Wiener Liberale: "Kindergärten in Wien - wo ist die Vielfalt?"

Bolena: "Görg bricht sein Versprechen - Private wurden bei der Ausstellung nicht berücksichtigt."

Wien (OTS) "Wer sich die Ausstellung 'Wien, Kindergärten' in der Wiener Planungswerkstatt ansieht, muß den Eindruck gewinnen, in Wien gibt es ausschließlich von der Gemeinde Wien finanzierte Kindergärten", kritisierte die Liberale Sozialsprecherin Mag. Alexandra Bolena.

Im Katalog zur Ausstellung ist zwar nachzulesen, daß seit 1990 die Stadt Wien 127 Kindertagesheime errichtet und finanziert hat, daß im gleichen Zeitraum aber auch Privatinitiativen und Vereine durch ihr Engagement und ihre Arbeit dazu beigetragen haben, daß sich die Kinderbetreuungssituation in Wien massiv verbessert hat, wird leider vergessen zu erwähnen.
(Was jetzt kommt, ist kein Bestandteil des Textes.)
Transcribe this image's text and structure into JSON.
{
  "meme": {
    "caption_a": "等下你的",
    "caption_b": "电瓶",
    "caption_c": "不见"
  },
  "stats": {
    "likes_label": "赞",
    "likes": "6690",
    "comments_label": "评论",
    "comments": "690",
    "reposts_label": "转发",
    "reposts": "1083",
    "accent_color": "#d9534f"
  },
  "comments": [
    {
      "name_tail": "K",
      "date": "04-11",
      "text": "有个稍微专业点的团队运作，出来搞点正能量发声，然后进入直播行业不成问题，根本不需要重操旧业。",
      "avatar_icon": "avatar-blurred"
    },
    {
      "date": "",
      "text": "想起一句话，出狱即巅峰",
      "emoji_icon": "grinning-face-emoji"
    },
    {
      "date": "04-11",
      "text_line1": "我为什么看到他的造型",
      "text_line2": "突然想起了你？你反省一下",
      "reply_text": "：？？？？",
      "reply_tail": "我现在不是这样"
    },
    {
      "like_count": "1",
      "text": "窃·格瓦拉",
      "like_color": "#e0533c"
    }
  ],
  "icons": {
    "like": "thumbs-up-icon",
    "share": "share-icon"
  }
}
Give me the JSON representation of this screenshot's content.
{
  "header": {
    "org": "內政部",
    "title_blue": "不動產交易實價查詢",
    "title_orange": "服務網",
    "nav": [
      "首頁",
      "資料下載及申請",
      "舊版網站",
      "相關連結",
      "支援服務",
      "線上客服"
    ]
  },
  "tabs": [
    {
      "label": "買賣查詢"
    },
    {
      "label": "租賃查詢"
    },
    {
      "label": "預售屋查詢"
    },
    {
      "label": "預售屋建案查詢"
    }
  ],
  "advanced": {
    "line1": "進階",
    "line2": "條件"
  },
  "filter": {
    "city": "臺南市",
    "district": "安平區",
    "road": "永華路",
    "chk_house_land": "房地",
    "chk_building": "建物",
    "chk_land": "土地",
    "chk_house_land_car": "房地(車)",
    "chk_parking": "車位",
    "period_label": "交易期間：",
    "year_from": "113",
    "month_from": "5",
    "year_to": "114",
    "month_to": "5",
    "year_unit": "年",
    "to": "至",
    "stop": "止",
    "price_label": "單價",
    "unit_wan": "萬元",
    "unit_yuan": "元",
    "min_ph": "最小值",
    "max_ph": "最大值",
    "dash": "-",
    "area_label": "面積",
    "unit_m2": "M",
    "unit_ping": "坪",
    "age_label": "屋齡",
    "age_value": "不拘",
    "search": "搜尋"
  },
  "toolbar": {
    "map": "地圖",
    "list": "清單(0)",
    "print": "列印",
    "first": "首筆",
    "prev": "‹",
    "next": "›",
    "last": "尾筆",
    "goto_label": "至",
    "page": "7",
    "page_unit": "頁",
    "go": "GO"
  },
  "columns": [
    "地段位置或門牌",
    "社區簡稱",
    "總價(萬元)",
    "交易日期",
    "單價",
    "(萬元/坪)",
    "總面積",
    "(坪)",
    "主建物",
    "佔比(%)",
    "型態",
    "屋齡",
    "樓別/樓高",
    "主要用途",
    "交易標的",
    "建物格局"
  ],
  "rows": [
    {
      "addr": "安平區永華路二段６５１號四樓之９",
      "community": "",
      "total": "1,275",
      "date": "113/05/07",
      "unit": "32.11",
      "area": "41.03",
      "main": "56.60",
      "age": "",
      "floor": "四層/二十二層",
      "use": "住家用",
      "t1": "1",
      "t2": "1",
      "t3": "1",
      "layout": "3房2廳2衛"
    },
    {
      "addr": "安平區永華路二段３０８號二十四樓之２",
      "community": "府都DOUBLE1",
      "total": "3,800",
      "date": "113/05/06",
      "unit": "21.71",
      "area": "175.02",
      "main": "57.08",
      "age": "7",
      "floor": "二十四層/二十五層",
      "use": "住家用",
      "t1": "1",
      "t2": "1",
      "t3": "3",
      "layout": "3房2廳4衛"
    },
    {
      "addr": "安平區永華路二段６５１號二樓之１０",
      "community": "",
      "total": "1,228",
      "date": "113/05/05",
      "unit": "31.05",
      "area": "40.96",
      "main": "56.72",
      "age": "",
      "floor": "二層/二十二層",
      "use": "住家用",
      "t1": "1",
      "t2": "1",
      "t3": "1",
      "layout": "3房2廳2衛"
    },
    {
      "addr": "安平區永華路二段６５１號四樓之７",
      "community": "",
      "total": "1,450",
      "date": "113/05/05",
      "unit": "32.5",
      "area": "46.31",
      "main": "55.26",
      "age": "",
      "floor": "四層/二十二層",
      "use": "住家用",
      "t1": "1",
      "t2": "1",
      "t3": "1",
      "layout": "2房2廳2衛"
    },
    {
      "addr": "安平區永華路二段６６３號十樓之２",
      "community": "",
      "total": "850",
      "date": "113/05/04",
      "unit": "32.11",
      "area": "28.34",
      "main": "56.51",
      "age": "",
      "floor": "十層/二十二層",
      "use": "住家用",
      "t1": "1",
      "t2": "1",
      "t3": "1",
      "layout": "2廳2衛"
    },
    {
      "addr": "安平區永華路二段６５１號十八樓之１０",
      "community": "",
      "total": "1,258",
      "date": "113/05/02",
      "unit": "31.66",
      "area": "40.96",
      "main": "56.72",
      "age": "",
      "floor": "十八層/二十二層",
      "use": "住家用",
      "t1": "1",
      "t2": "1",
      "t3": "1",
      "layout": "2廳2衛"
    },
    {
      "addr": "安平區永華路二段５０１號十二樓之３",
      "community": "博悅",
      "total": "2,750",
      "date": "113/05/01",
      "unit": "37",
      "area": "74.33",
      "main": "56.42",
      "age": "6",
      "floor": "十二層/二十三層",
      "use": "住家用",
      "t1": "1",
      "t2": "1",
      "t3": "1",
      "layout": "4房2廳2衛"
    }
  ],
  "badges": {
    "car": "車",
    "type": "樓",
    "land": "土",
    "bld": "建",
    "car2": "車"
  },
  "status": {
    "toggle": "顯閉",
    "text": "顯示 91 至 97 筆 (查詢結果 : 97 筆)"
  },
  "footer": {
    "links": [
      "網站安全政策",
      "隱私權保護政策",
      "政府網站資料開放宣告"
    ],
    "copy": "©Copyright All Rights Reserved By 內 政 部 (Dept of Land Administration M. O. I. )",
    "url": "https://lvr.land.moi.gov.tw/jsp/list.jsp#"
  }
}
"Uns ist durchaus bewußt, daß es sich bei dieser Ausstellung um eine primär stadtplanerische handelt, dennoch - oder gerade deshalb -haben wir im zuständigen Ausschuß unsere Zustimmung zu dieser Ausstellung nur unter der Bedingung gegeben, daß auch private Projekte vorgestellt werden können. Und damit haben wir nicht die Kinderfreunde gemeint, die ohnedies in der priviligierten Situation sind, von der Gemeinde Wien errichtete Kindergärten zu betreiben", so Bolena.

Kindertagesheime, die von der Gemeinde Wien errichtet, aber von den Kinderfreunden betrieben wurden, haben nämlich sehr wohl ihren Platz in der Ausstellung gefunden. Klar sei, daß Privatinitiativen nicht die Mittel haben, derart prestigeträchtige Projekte wie die Gemeinde Wien zu errichten. Aber gerade deshalb sollte im Rahmen einer solchen Ausstellung diesen Institutionen, die immerhin rund die Hälfte der Wiener Kinder betreuen, die Möglichkeit gegeben werden, sich zumindest vorzustellen.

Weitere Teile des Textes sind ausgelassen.